Dan karena lagu jenaka tersebut maka Mbah Surip dengan dengan dandanan ala Bob Marleynya berubah menjadi superstar, sangat fenomenal. Karena di usianya yang menginjak usia 61 tahun, si Mbah yang terbiasa hidup menggelandang ini mendadak kebanjiran order manggung dan dikabarkan telah menjadi milioner
Lagu Tak Gendong yang dicipta pria bernama lengkap Urip Aryanto sekitar tahun 1983, saat dia sedang bekerja di salah satu perusahaan minyak di Amrik tapi versi lain menyebutkan bahwa lagu ini mulai di senandungkan beliau ketika diawal 90’an bekerja sebagai pengasuh anak dari penyanyi dangdut “Jhony Iskandar” lagu ini disenandungkannya sambil bermain gendong-gendongan dengan anak asuhnya tersebut dan siapa menyangka sekarang lagutersebut digemari sebagai ring tone atau nada sambung pribadi telepon seluler.
Banyak diberitakan bahwa lagu Tak Gendong itu meraup hingga Rp.9 miliar. Hasil itu dibagi dua, separo untuk si Mbah yang berpenamplan unik itu sebagai royalti Rp 4,5 miliar. Sisanya untuk untuk operator seluler dan content provider. Namun takdir berkata lain, justru setelah meraih puncak ketenaran beliau malah menghembuskan nafas terakhir.
Kematian Mbah Surip saat baru akan menikmati ketenaran dan kejayaan hasil kerja kerasnya, dapat dikatakan sangat tragis, konon kabarnya beberapa hari sebelum meninggal Mbah Surip sudah sakit karena kelelahan setelah berturut-turut konser, dengan jadwal yang padat, nyaris tanpa istirahat membuat kondisi fisiknya ambruk, karena masih terikat kontrak Mbah Surip memaksakan untuk tampil di Yogyakarta, sepulangnya dari sana si Mbah beristirahat di rumah pelawak Mamiek Prakoso dengan alasan menghindari pers yang selalu memburunya untuk penderitaan, namun justru ditempat sahabatnya ini Mbah Surip dijemput oleh malaikat maut.
Mudahnya lagu Tak Gendong popular dan kematian Mbah Surip di puncak popularitas seakan memberi peringatan bagi banyak orang. Lirik dan pesan sederhana lagu Tak Gendong begitu menghibur disaat rakyat terlalu pusing dengan hidup yang sarat beban, jenuh dengan panggung politik yang hanya menyerukan kepentingan golongan semata, berat dengan berbagai tekanan yang terjadi karena krisis yang tengah melanda.
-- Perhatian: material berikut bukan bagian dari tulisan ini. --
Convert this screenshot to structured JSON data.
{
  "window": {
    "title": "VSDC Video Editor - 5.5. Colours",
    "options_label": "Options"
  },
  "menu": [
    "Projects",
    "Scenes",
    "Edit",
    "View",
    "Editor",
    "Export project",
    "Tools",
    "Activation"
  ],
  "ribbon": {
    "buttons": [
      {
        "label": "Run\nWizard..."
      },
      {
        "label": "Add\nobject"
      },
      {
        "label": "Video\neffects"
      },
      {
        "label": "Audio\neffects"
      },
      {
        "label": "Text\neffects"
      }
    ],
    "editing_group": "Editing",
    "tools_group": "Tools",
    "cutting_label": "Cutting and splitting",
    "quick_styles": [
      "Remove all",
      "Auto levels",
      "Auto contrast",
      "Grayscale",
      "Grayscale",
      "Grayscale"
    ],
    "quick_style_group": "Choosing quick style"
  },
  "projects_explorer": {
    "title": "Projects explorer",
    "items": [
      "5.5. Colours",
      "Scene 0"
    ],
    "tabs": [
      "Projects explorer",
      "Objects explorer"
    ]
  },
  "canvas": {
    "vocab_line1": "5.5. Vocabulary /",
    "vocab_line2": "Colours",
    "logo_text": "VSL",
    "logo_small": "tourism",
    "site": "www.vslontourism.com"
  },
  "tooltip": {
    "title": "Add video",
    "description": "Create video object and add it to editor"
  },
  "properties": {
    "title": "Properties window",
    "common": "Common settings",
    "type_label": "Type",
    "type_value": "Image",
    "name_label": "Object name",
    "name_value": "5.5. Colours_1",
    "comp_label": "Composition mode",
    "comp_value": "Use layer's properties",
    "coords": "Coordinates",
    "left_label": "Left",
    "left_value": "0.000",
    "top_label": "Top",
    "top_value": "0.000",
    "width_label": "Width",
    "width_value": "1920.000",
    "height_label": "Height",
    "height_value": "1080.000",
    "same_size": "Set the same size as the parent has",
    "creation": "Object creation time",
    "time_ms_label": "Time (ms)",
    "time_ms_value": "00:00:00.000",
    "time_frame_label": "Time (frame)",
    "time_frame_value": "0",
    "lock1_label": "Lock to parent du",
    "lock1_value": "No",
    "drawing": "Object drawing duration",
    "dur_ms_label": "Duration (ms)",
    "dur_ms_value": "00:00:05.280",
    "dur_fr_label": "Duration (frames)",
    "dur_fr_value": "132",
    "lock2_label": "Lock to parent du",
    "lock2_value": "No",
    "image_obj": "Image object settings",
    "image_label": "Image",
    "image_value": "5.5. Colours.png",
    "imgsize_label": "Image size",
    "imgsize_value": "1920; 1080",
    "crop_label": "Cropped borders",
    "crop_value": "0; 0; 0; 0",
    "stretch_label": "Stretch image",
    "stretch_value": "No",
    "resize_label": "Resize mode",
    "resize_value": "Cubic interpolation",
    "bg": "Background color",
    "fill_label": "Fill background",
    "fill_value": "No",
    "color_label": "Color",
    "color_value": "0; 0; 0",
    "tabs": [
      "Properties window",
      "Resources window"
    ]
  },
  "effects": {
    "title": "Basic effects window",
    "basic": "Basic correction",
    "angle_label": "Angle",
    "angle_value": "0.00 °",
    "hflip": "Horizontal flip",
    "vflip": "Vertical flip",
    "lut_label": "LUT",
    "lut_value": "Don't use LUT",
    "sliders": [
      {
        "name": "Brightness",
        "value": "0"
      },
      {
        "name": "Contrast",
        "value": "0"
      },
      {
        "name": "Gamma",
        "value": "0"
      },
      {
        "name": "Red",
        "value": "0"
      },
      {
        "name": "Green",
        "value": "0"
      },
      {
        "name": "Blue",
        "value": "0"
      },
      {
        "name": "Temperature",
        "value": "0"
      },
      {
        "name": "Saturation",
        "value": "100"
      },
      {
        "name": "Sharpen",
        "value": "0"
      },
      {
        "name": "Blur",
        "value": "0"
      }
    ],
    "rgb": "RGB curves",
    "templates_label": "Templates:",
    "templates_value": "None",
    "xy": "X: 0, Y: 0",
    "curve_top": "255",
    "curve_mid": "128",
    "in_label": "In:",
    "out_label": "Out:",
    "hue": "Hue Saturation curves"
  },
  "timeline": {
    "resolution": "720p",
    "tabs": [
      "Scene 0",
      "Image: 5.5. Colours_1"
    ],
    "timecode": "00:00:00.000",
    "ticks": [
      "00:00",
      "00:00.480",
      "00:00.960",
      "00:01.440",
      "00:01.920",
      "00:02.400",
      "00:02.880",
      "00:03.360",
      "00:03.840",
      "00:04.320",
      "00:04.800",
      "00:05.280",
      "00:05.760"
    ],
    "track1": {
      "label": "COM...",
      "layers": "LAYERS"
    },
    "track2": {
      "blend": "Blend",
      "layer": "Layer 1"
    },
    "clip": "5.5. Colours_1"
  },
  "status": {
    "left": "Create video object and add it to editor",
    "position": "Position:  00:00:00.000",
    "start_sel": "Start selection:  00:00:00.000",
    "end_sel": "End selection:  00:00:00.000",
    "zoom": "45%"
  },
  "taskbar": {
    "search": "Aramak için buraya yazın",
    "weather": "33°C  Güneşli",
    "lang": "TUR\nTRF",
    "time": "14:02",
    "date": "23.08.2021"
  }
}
Kematian Mbah Surip mengingatkan kalau kesetiaan pada profesi pada akhirnya bisa membuahkan hasil yang luar biasa, tapi juga mengingatkan bahwa materi yang berlimpah tidak aka nada hasilnya ketika kehidupan kita berakhir, meski kabar terakhir menyebutkan bahwa sampai akhir hidupnya ternyata Mbah Surip belum sepeser pun menikmati hasil kerja kerasnya.
Mengapa begitu banyak yang merasa kehilangan Mbah Surip sampai SBY pun kehilangan? Itu tak lebih karena kesederhanaan baik dalam kehidupan pribadi dan pergaulan, lirik dan nada lagunya bahkan mampu menyatukan seluruh rakyat Indonesia meski dia bukan seseorang yang berpangkat.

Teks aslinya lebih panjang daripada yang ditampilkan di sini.